Point Reyes Light - December 2, 2004
Photographer and artist Jen Lovejoy of Inverness dies
By Larken Bradley
Inverness resident Jen Lovejoy, a photographer and artist who helped found a program at Marin General Hospitals Cancer Center intended to make it seem less cold and more healing, died at home on Wednesday, Nov. 17, from breast cancer. She was 56.
In 1991, after undergoing a mastectomy, Ms. Lovejoy, also known as Castle, sat on a board of advisors that influenced the Cancer Centers design and operation. She helped construct back-lit nature photographs for the ceiling of the radiation treatment room. She also contributed to a redesign of the standard open-backed treatment gown to one that helped preserve patients decorum.
For several years, Ms. Lovejoy assisted in the installation of the Centers rotating gallery shows. "One of her favorite shows was of pink prayer flags all over the entry ceilings, walls and central atrium," its director Beverly Anello told The Light. Seeing them fluttering in the breeze, "she felt the flags instantly transformed ones feeling upon entering the Center from those of fear to those of hope."
Accomplished photographer
A photographer whose work was shown in West Marin and San Francisco as well as on her native Cape Cod, Ms. Lovejoy studied with a renowned San Francisco photographer, Ruth Bernhard.
"One of her biggest photographic thrills was a mountain lion on Teachers Beach," said Dave Brast, her partner of eight years. Her favorite subjects included Tomales Bay and its surrounding rolling hills, images that remain on sale as greeting cards in several West Marin outlets.
Her photos appeared in several recent issues of Raritan, a quarterly review published by Rutgers University.
Also a weaver and paper artist, her work was shown in Gallery Route Ones annual Box Show.
Born on Jan. 27, 1948, in Brockton, Massachusetts, Jennifer Lovejoy was 1/16th native Passamaquoddy, a heritage of which she was proud.
She grew up in Yarmouthport on Cape Cod and attended Northfield Seminary for Young Ladies. In 1969 after earning a bachelors degree in English from Drew University in Madison, New Jersey, she took graduate courses in English literature at UC Berkeley.
In the mid 1970s, she moved back east to work at the Yale University Library as a research assistant on the papers of Benjamin Franklin.
After returning to California she held several administrative assistant positions before opening her own photographic enterprise, Escargo Press.

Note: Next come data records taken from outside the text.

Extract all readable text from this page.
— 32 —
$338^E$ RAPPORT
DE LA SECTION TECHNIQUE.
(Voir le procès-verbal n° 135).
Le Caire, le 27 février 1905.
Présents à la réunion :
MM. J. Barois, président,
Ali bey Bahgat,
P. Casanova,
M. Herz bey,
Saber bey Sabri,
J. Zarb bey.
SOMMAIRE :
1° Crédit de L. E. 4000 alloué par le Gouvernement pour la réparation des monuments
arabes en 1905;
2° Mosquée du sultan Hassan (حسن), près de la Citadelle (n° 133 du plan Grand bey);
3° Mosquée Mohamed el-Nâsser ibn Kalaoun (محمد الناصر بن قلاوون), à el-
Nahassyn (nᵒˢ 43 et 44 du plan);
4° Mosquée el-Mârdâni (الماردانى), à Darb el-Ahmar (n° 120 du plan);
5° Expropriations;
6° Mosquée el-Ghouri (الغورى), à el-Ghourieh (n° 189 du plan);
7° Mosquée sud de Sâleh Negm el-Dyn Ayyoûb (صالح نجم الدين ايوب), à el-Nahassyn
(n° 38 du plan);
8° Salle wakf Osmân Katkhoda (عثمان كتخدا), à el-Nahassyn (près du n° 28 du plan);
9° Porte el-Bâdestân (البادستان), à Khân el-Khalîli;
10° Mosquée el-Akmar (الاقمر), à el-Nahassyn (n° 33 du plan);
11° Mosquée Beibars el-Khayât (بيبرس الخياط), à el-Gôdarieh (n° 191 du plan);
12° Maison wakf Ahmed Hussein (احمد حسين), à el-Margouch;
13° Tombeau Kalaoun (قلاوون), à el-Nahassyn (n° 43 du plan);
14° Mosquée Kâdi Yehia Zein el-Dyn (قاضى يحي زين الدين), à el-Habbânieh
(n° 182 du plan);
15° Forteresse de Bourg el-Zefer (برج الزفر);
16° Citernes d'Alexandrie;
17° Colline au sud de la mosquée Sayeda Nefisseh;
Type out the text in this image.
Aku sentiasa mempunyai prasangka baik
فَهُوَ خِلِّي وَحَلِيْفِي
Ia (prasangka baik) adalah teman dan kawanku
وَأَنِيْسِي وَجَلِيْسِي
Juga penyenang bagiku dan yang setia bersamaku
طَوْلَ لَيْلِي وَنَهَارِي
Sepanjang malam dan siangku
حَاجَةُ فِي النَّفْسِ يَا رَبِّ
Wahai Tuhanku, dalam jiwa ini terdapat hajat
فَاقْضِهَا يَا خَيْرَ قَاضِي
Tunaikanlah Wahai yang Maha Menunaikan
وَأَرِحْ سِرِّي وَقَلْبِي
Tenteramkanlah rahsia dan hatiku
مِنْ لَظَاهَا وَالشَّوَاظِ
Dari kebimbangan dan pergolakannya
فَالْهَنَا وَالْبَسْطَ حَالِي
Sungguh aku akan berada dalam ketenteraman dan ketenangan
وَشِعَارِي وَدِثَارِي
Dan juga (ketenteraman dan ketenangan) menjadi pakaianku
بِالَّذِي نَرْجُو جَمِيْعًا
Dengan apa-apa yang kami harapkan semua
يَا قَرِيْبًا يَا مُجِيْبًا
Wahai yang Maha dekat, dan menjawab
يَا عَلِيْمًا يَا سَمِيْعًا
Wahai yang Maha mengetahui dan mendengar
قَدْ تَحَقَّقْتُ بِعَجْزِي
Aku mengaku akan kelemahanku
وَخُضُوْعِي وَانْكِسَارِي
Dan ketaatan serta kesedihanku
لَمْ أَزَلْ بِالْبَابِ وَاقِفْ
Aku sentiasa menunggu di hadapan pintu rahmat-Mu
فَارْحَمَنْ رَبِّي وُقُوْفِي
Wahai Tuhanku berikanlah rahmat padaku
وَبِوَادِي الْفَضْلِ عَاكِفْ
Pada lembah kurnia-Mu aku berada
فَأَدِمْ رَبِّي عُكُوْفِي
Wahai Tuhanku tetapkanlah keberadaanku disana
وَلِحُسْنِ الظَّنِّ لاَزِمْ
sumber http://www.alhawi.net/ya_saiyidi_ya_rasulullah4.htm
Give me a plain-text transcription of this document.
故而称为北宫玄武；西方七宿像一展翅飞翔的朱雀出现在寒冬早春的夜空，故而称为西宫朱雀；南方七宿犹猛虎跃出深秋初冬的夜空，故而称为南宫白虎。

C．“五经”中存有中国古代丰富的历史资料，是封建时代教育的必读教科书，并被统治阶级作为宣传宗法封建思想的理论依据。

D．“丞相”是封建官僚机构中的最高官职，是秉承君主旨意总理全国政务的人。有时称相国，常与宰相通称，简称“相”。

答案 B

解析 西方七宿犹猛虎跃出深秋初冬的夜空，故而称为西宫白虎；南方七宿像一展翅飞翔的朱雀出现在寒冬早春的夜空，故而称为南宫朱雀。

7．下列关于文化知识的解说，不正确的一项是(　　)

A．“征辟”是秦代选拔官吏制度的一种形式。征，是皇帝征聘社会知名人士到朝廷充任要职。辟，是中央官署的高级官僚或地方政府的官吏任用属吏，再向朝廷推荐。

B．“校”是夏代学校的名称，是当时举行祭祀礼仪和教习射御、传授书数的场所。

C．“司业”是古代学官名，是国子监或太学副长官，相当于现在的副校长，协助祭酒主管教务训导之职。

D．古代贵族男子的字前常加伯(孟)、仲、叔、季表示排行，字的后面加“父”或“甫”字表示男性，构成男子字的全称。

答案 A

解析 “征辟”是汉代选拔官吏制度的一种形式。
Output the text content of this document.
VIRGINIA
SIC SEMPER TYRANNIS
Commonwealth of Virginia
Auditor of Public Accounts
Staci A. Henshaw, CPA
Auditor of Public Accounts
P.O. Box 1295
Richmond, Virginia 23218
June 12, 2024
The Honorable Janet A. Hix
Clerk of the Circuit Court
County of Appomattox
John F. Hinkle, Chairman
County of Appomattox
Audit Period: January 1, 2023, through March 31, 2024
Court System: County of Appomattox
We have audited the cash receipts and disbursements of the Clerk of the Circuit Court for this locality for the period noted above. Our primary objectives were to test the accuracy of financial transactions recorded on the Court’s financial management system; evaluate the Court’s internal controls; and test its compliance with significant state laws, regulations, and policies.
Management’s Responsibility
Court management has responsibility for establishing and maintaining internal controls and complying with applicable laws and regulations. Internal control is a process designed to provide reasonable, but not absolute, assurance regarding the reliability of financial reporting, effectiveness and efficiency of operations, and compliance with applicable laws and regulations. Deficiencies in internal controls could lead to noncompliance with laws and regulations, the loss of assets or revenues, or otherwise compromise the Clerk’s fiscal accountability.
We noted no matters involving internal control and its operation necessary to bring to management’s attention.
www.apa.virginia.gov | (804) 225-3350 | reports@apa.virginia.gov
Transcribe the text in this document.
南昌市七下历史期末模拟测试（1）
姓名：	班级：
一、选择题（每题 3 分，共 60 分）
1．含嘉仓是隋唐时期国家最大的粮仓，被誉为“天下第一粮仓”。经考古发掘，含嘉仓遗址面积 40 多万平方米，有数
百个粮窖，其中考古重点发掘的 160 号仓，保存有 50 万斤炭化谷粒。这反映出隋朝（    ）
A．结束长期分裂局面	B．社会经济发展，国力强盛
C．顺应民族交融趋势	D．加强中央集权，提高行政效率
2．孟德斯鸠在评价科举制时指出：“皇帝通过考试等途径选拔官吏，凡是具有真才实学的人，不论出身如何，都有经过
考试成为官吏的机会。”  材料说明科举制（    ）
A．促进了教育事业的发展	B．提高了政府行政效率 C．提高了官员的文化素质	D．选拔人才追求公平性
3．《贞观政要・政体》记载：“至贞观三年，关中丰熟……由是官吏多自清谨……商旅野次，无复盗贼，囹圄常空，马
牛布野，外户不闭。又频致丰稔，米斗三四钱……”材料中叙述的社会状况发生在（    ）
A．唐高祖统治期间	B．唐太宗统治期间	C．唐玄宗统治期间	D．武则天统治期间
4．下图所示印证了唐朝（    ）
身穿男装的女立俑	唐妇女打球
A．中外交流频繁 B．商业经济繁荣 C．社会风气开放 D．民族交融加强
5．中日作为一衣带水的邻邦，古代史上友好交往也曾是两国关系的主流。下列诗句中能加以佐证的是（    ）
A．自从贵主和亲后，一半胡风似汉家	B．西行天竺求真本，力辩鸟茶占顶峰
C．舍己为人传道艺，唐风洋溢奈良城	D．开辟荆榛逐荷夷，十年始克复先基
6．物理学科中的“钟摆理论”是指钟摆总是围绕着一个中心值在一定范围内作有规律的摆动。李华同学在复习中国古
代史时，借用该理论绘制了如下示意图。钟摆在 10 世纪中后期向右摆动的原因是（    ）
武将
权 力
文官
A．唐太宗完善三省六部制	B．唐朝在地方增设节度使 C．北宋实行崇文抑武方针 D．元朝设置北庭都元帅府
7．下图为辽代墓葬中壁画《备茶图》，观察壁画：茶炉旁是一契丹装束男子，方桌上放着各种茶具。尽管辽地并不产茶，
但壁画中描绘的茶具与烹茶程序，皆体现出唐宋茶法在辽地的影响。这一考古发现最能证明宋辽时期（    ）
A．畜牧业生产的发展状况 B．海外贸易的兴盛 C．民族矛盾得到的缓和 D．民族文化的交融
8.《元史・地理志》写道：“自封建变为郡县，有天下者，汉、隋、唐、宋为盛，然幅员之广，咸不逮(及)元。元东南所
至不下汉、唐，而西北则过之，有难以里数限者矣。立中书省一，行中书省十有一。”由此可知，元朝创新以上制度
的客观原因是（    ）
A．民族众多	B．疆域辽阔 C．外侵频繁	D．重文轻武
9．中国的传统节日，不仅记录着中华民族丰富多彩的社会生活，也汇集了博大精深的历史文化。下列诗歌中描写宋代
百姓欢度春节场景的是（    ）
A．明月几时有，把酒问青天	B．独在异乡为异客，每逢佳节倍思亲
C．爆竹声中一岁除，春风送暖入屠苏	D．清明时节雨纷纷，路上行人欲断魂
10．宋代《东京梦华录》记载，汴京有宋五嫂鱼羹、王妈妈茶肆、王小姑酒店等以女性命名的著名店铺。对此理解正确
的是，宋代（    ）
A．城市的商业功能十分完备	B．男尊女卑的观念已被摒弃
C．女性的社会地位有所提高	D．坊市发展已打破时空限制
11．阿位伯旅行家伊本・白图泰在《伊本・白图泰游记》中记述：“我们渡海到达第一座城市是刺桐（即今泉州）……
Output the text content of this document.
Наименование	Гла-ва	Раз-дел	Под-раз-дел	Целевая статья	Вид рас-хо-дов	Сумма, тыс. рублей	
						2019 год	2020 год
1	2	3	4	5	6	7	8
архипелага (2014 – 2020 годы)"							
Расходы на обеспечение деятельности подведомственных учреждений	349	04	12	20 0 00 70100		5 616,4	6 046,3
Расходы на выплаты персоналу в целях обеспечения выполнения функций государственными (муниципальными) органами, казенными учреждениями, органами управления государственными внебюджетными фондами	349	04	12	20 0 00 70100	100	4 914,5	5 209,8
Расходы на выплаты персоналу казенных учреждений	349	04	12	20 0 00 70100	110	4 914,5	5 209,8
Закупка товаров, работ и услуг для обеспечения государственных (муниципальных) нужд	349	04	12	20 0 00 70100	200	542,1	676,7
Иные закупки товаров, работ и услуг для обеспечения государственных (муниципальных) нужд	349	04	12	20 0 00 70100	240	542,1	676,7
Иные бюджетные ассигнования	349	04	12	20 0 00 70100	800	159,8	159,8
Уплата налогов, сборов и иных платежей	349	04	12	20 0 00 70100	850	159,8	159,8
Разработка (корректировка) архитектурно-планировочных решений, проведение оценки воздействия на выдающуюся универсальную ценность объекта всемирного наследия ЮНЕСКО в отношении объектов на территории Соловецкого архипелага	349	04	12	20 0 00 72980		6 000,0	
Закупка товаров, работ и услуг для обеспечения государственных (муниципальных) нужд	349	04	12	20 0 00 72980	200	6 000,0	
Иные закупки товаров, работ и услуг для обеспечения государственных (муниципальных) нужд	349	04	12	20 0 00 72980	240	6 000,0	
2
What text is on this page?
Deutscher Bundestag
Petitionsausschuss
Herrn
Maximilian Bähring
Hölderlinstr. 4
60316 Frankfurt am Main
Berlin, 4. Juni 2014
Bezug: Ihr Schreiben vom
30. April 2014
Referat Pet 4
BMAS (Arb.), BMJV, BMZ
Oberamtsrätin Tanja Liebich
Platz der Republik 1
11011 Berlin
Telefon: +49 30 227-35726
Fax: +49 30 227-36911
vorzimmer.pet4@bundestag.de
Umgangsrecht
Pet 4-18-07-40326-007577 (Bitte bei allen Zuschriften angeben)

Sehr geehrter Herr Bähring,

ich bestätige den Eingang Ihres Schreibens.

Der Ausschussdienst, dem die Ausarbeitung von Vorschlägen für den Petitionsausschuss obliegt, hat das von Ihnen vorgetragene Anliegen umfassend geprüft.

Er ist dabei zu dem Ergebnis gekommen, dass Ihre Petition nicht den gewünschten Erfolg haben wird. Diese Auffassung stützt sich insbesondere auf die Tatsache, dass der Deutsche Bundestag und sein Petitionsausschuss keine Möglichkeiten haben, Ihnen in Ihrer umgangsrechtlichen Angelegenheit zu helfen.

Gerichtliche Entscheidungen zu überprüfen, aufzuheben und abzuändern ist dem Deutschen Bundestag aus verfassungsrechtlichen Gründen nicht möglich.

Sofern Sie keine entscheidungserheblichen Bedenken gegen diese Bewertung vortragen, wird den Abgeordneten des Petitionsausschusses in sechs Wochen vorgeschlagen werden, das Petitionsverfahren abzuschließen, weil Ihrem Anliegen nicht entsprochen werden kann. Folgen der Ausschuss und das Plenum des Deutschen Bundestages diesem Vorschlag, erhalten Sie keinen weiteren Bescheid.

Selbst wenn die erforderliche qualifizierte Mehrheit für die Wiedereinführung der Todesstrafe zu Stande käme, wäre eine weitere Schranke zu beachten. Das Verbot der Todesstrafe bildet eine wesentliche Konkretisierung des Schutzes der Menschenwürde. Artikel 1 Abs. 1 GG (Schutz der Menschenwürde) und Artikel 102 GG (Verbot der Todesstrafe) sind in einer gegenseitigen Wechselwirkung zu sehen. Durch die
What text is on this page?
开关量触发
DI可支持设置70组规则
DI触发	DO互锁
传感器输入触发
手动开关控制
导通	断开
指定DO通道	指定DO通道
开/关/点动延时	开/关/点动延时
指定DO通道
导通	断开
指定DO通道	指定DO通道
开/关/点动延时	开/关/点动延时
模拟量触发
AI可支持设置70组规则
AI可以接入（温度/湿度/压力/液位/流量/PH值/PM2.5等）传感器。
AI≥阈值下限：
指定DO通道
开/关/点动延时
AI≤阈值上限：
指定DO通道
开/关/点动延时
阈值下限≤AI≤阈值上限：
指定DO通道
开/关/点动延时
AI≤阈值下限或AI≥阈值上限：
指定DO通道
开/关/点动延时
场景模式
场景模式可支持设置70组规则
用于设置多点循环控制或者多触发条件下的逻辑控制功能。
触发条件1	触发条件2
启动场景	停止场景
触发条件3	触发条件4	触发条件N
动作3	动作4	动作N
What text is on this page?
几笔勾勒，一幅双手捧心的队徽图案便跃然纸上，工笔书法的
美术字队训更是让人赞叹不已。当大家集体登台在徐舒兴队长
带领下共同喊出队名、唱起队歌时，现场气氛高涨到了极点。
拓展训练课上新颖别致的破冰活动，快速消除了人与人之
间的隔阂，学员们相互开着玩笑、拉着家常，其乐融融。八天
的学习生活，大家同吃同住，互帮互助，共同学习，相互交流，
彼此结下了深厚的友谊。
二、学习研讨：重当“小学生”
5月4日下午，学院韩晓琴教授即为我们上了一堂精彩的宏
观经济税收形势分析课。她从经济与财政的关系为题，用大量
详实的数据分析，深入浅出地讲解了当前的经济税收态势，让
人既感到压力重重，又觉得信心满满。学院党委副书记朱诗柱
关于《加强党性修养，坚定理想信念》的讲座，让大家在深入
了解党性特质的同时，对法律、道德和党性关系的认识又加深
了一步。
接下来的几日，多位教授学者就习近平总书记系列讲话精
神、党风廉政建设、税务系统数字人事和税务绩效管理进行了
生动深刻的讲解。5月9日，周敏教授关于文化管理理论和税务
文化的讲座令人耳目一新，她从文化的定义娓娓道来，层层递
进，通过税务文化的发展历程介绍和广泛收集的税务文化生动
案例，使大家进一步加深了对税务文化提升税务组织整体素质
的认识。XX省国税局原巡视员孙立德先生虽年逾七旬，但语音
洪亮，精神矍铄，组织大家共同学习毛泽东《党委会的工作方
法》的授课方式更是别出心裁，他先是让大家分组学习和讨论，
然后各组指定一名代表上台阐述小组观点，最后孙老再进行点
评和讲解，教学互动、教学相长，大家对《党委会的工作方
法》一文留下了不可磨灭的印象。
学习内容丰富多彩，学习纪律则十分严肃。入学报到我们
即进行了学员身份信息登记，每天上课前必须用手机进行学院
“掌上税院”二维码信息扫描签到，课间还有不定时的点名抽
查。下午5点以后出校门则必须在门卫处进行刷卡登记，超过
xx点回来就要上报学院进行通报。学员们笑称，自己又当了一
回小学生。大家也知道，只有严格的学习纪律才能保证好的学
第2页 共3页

She studied photography at City College of San Francisco under Morrie Camhi and Paul Klein.
Never met a cat she couldnt tame
A local resident for more than 10 years, Ms. Lovejoy thrived on the natural beauty of West Marin and also loved both cats and birds. "She never met a cat she couldnt tame," said Dave Brast. She invented her own hummingbird feeders, suspending eyedroppers filled with sugar water where hummingbirds could reach them, and nursed injured birds back to health. Into her 50s she wore her hair in two long braids that fell below her waist.
While hiking several years ago she happened on the native Indian paintbrush plant botanists named castilleja coccinea. Her discovery inspired the adoption of the name Castle, which many people knew her by.
Averse to the world of politics, bureaucracy and business, "she believed the human race was making a terrible mess of natures beautiful design," said Brast.
Challenged in her ability to relate to others in conversation, she became a prolific email and letter correspondent. "She had a powerful way of connecting with the essence of a person, his or her core, when that person was open to the connection," said Alden Wilson, a friend since high school.
An insatiable reader, her favorite authors were Vladimir Nabokov, Virginia Woolf and the Persian poet Rumi.
She is survived by her companion, Dave Brast of Inverness. Ms. Lovejoy also leaves behind three cats of whom she was fond Fluff, Natasha and Simon.
Friends have suggested that any memorial contributions be made to Hospice of Marin, 150 Nellen Drive, Corte Madera, 94925.
A memorial service to be held in early 2005 will be announced.